British Columbia

This species of dolphin has been spotted in B.C. for the first time

A warm water species of dolphin has been spotted off Vancouver Island for the first time — alive.

Previous species of this warm-water mammal have been deceased when sighted this far north

The short-beaked common dolphin has never been spotted alive in B.C. waters before. (Fisheries and Oceans Canada)

A warm water species of dolphin has been spotted off Vancouver Island for the first time — at least alive.

Only three short-beaked common dolphins have been sighted in B.C. waters since the 1950s, and they were all deceased.

This time, schools of the small, two-metre long mammals have been seen swimming off the southwest coast of Vancouver Island.

The species of dolphin is quite common in its usual range, federal fisheries scientist John Ford told CBC News,

"It tends not to be found north of California," he said. " But it is abundant down there."

The dolphins are thought to have followed schools of exotic fish up the coast as part of the effects of this year's warm water effect, termed the 'blob.' (Fisheries and Oceans Canada)

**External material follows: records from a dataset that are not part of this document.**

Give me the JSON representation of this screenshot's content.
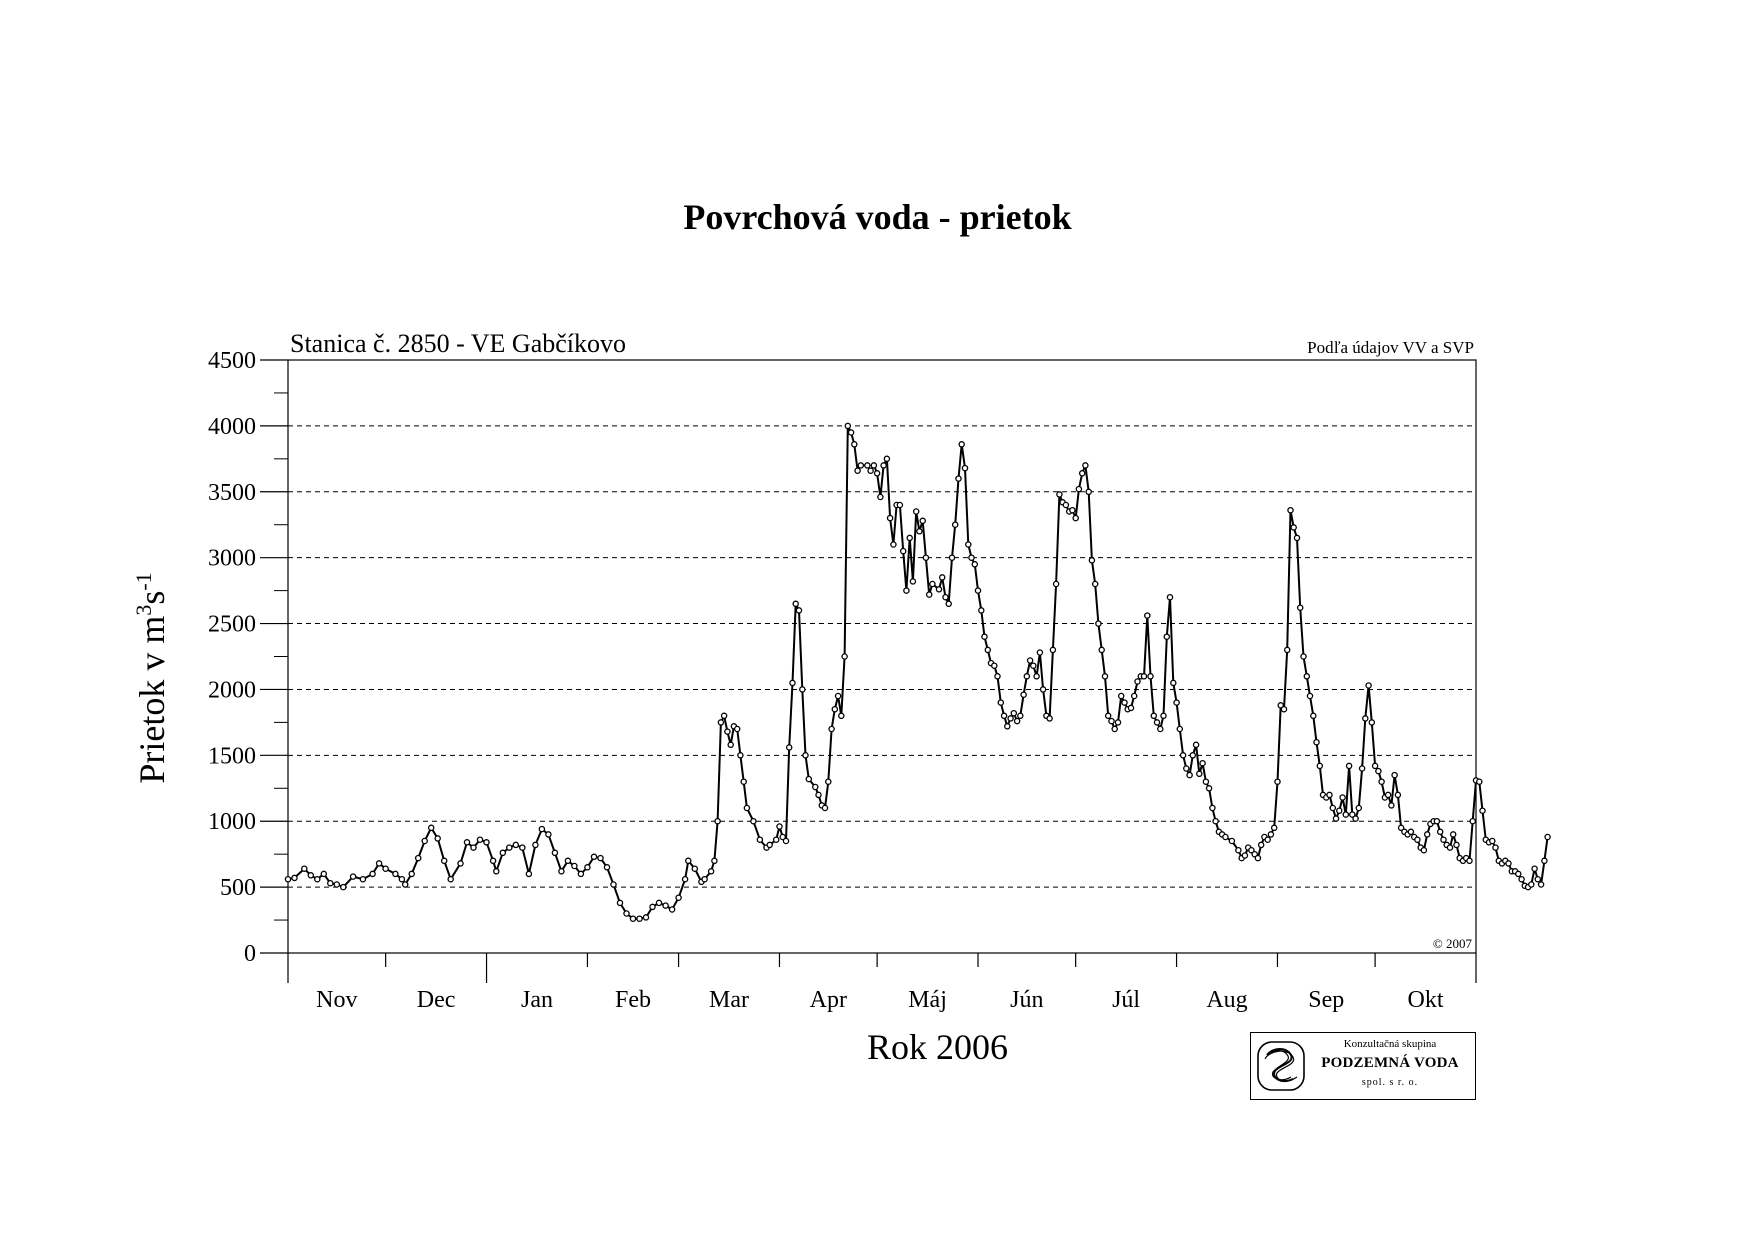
{
  "page": {
    "title": "Povrchová voda - prietok"
  },
  "logo": {
    "top_text": "Konzultačná skupina",
    "name": "PODZEMNÁ VODA",
    "sub_text": "spol. s r. o."
  },
  "chart_data": {
    "type": "line",
    "title": "Povrchová voda - prietok",
    "station_label": "Stanica č. 2850 - VE Gabčíkovo",
    "source_note": "Podľa údajov VV a SVP",
    "copyright": "© 2007",
    "ylabel_main": "Prietok v m",
    "ylabel_sup1": "3",
    "ylabel_mid": "s",
    "ylabel_sup2": "-1",
    "xlabel": "Rok 2006",
    "ylim": [
      0,
      4500
    ],
    "yticks": [
      0,
      500,
      1000,
      1500,
      2000,
      2500,
      3000,
      3500,
      4000,
      4500
    ],
    "y_minor_step": 250,
    "grid": "horizontal dashed",
    "months": [
      "Nov",
      "Dec",
      "Jan",
      "Feb",
      "Mar",
      "Apr",
      "Máj",
      "Jún",
      "Júl",
      "Aug",
      "Sep",
      "Okt"
    ],
    "month_days": [
      30,
      31,
      31,
      28,
      31,
      30,
      31,
      30,
      31,
      31,
      30,
      31
    ],
    "series": [
      {
        "marker": "circle",
        "points": [
          [
            0,
            560
          ],
          [
            2,
            570
          ],
          [
            5,
            640
          ],
          [
            7,
            590
          ],
          [
            9,
            560
          ],
          [
            11,
            600
          ],
          [
            13,
            530
          ],
          [
            15,
            520
          ],
          [
            17,
            500
          ],
          [
            20,
            580
          ],
          [
            23,
            560
          ],
          [
            26,
            600
          ],
          [
            28,
            680
          ],
          [
            30,
            640
          ],
          [
            33,
            600
          ],
          [
            35,
            560
          ],
          [
            36,
            520
          ],
          [
            38,
            600
          ],
          [
            40,
            720
          ],
          [
            42,
            850
          ],
          [
            44,
            950
          ],
          [
            46,
            870
          ],
          [
            48,
            700
          ],
          [
            50,
            560
          ],
          [
            53,
            680
          ],
          [
            55,
            840
          ],
          [
            57,
            800
          ],
          [
            59,
            860
          ],
          [
            61,
            840
          ],
          [
            63,
            700
          ],
          [
            64,
            620
          ],
          [
            66,
            760
          ],
          [
            68,
            800
          ],
          [
            70,
            820
          ],
          [
            72,
            800
          ],
          [
            74,
            600
          ],
          [
            76,
            820
          ],
          [
            78,
            940
          ],
          [
            80,
            900
          ],
          [
            82,
            760
          ],
          [
            84,
            620
          ],
          [
            86,
            700
          ],
          [
            88,
            660
          ],
          [
            90,
            600
          ],
          [
            92,
            650
          ],
          [
            94,
            730
          ],
          [
            96,
            720
          ],
          [
            98,
            650
          ],
          [
            100,
            520
          ],
          [
            102,
            380
          ],
          [
            104,
            300
          ],
          [
            106,
            260
          ],
          [
            108,
            260
          ],
          [
            110,
            270
          ],
          [
            112,
            350
          ],
          [
            114,
            380
          ],
          [
            116,
            360
          ],
          [
            118,
            330
          ],
          [
            120,
            420
          ],
          [
            122,
            560
          ],
          [
            123,
            700
          ],
          [
            125,
            640
          ],
          [
            127,
            540
          ],
          [
            128,
            560
          ],
          [
            130,
            620
          ],
          [
            131,
            700
          ],
          [
            132,
            1000
          ],
          [
            133,
            1750
          ],
          [
            134,
            1800
          ],
          [
            135,
            1680
          ],
          [
            136,
            1580
          ],
          [
            137,
            1720
          ],
          [
            138,
            1700
          ],
          [
            139,
            1500
          ],
          [
            140,
            1300
          ],
          [
            141,
            1100
          ],
          [
            143,
            1000
          ],
          [
            145,
            860
          ],
          [
            147,
            800
          ],
          [
            148,
            820
          ],
          [
            150,
            860
          ],
          [
            151,
            960
          ],
          [
            152,
            880
          ],
          [
            153,
            850
          ],
          [
            154,
            1560
          ],
          [
            155,
            2050
          ],
          [
            156,
            2650
          ],
          [
            157,
            2600
          ],
          [
            158,
            2000
          ],
          [
            159,
            1500
          ],
          [
            160,
            1320
          ],
          [
            162,
            1260
          ],
          [
            163,
            1200
          ],
          [
            164,
            1120
          ],
          [
            165,
            1100
          ],
          [
            166,
            1300
          ],
          [
            167,
            1700
          ],
          [
            168,
            1850
          ],
          [
            169,
            1950
          ],
          [
            170,
            1800
          ],
          [
            171,
            2250
          ],
          [
            172,
            4000
          ],
          [
            173,
            3950
          ],
          [
            174,
            3860
          ],
          [
            175,
            3660
          ],
          [
            176,
            3700
          ],
          [
            178,
            3700
          ],
          [
            179,
            3660
          ],
          [
            180,
            3700
          ],
          [
            181,
            3640
          ],
          [
            182,
            3460
          ],
          [
            183,
            3700
          ],
          [
            184,
            3750
          ],
          [
            185,
            3300
          ],
          [
            186,
            3100
          ],
          [
            187,
            3400
          ],
          [
            188,
            3400
          ],
          [
            189,
            3050
          ],
          [
            190,
            2750
          ],
          [
            191,
            3150
          ],
          [
            192,
            2820
          ],
          [
            193,
            3350
          ],
          [
            194,
            3200
          ],
          [
            195,
            3280
          ],
          [
            196,
            3000
          ],
          [
            197,
            2720
          ],
          [
            198,
            2800
          ],
          [
            200,
            2760
          ],
          [
            201,
            2850
          ],
          [
            202,
            2700
          ],
          [
            203,
            2650
          ],
          [
            204,
            3000
          ],
          [
            205,
            3250
          ],
          [
            206,
            3600
          ],
          [
            207,
            3860
          ],
          [
            208,
            3680
          ],
          [
            209,
            3100
          ],
          [
            210,
            3000
          ],
          [
            211,
            2950
          ],
          [
            212,
            2750
          ],
          [
            213,
            2600
          ],
          [
            214,
            2400
          ],
          [
            215,
            2300
          ],
          [
            216,
            2200
          ],
          [
            217,
            2180
          ],
          [
            218,
            2100
          ],
          [
            219,
            1900
          ],
          [
            220,
            1800
          ],
          [
            221,
            1720
          ],
          [
            222,
            1780
          ],
          [
            223,
            1820
          ],
          [
            224,
            1760
          ],
          [
            225,
            1800
          ],
          [
            226,
            1960
          ],
          [
            227,
            2100
          ],
          [
            228,
            2220
          ],
          [
            229,
            2180
          ],
          [
            230,
            2100
          ],
          [
            231,
            2280
          ],
          [
            232,
            2000
          ],
          [
            233,
            1800
          ],
          [
            234,
            1780
          ],
          [
            235,
            2300
          ],
          [
            236,
            2800
          ],
          [
            237,
            3480
          ],
          [
            238,
            3420
          ],
          [
            239,
            3400
          ],
          [
            240,
            3350
          ],
          [
            241,
            3360
          ],
          [
            242,
            3300
          ],
          [
            243,
            3520
          ],
          [
            244,
            3640
          ],
          [
            245,
            3700
          ],
          [
            246,
            3500
          ],
          [
            247,
            2980
          ],
          [
            248,
            2800
          ],
          [
            249,
            2500
          ],
          [
            250,
            2300
          ],
          [
            251,
            2100
          ],
          [
            252,
            1800
          ],
          [
            253,
            1760
          ],
          [
            254,
            1700
          ],
          [
            255,
            1750
          ],
          [
            256,
            1950
          ],
          [
            257,
            1900
          ],
          [
            258,
            1850
          ],
          [
            259,
            1860
          ],
          [
            260,
            1950
          ],
          [
            261,
            2060
          ],
          [
            262,
            2100
          ],
          [
            263,
            2100
          ],
          [
            264,
            2560
          ],
          [
            265,
            2100
          ],
          [
            266,
            1800
          ],
          [
            267,
            1750
          ],
          [
            268,
            1700
          ],
          [
            269,
            1800
          ],
          [
            270,
            2400
          ],
          [
            271,
            2700
          ],
          [
            272,
            2050
          ],
          [
            273,
            1900
          ],
          [
            274,
            1700
          ],
          [
            275,
            1500
          ],
          [
            276,
            1400
          ],
          [
            277,
            1350
          ],
          [
            278,
            1500
          ],
          [
            279,
            1580
          ],
          [
            280,
            1360
          ],
          [
            281,
            1440
          ],
          [
            282,
            1300
          ],
          [
            283,
            1250
          ],
          [
            284,
            1100
          ],
          [
            285,
            1000
          ],
          [
            286,
            920
          ],
          [
            287,
            900
          ],
          [
            288,
            880
          ],
          [
            290,
            850
          ],
          [
            292,
            780
          ],
          [
            293,
            720
          ],
          [
            294,
            740
          ],
          [
            295,
            800
          ],
          [
            296,
            780
          ],
          [
            297,
            750
          ],
          [
            298,
            720
          ],
          [
            299,
            820
          ],
          [
            300,
            880
          ],
          [
            301,
            860
          ],
          [
            302,
            900
          ],
          [
            303,
            950
          ],
          [
            304,
            1300
          ],
          [
            305,
            1880
          ],
          [
            306,
            1850
          ],
          [
            307,
            2300
          ],
          [
            308,
            3360
          ],
          [
            309,
            3230
          ],
          [
            310,
            3150
          ],
          [
            311,
            2620
          ],
          [
            312,
            2250
          ],
          [
            313,
            2100
          ],
          [
            314,
            1950
          ],
          [
            315,
            1800
          ],
          [
            316,
            1600
          ],
          [
            317,
            1420
          ],
          [
            318,
            1200
          ],
          [
            319,
            1180
          ],
          [
            320,
            1200
          ],
          [
            321,
            1100
          ],
          [
            322,
            1020
          ],
          [
            323,
            1080
          ],
          [
            324,
            1180
          ],
          [
            325,
            1050
          ],
          [
            326,
            1420
          ],
          [
            327,
            1050
          ],
          [
            328,
            1020
          ],
          [
            329,
            1100
          ],
          [
            330,
            1400
          ],
          [
            331,
            1780
          ],
          [
            332,
            2030
          ],
          [
            333,
            1750
          ],
          [
            334,
            1420
          ],
          [
            335,
            1380
          ],
          [
            336,
            1300
          ],
          [
            337,
            1180
          ],
          [
            338,
            1200
          ],
          [
            339,
            1120
          ],
          [
            340,
            1350
          ],
          [
            341,
            1200
          ],
          [
            342,
            950
          ],
          [
            343,
            920
          ],
          [
            344,
            900
          ],
          [
            345,
            920
          ],
          [
            346,
            880
          ],
          [
            347,
            860
          ],
          [
            348,
            800
          ],
          [
            349,
            780
          ],
          [
            350,
            900
          ],
          [
            351,
            980
          ],
          [
            352,
            1000
          ],
          [
            353,
            1000
          ],
          [
            354,
            920
          ],
          [
            355,
            860
          ],
          [
            356,
            820
          ],
          [
            357,
            800
          ],
          [
            358,
            900
          ],
          [
            359,
            820
          ],
          [
            360,
            720
          ],
          [
            361,
            700
          ],
          [
            362,
            720
          ],
          [
            363,
            700
          ],
          [
            364,
            1000
          ],
          [
            365,
            1310
          ],
          [
            366,
            1300
          ],
          [
            367,
            1080
          ],
          [
            368,
            860
          ],
          [
            369,
            840
          ],
          [
            370,
            850
          ],
          [
            371,
            800
          ],
          [
            372,
            700
          ],
          [
            373,
            680
          ],
          [
            374,
            700
          ],
          [
            375,
            680
          ],
          [
            376,
            620
          ],
          [
            377,
            620
          ],
          [
            378,
            600
          ],
          [
            379,
            560
          ],
          [
            380,
            510
          ],
          [
            381,
            500
          ],
          [
            382,
            520
          ],
          [
            383,
            640
          ],
          [
            384,
            560
          ],
          [
            385,
            520
          ],
          [
            386,
            700
          ],
          [
            387,
            880
          ]
        ]
      }
    ]
  }
}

Ford said researchers believed this year's ocean "blob"—a huge mass of warm water sitting on top of the usually cool Pacific along the coast from Oregon to Alaska — as well as El Nino, may be behind the appearance of the dolphins in B.C.

The warm water has been bringing shoals of exotic fish far north of their usual habitat and, Ford said, the dolphins are simply following their food supply.

British Columbians should not expect the short-beaked variety to become commonplace in the province's waters, however.

"The water will cool down again in a year or two," he noted. "And then we probably won't see this species of dolphin again for a long period of time."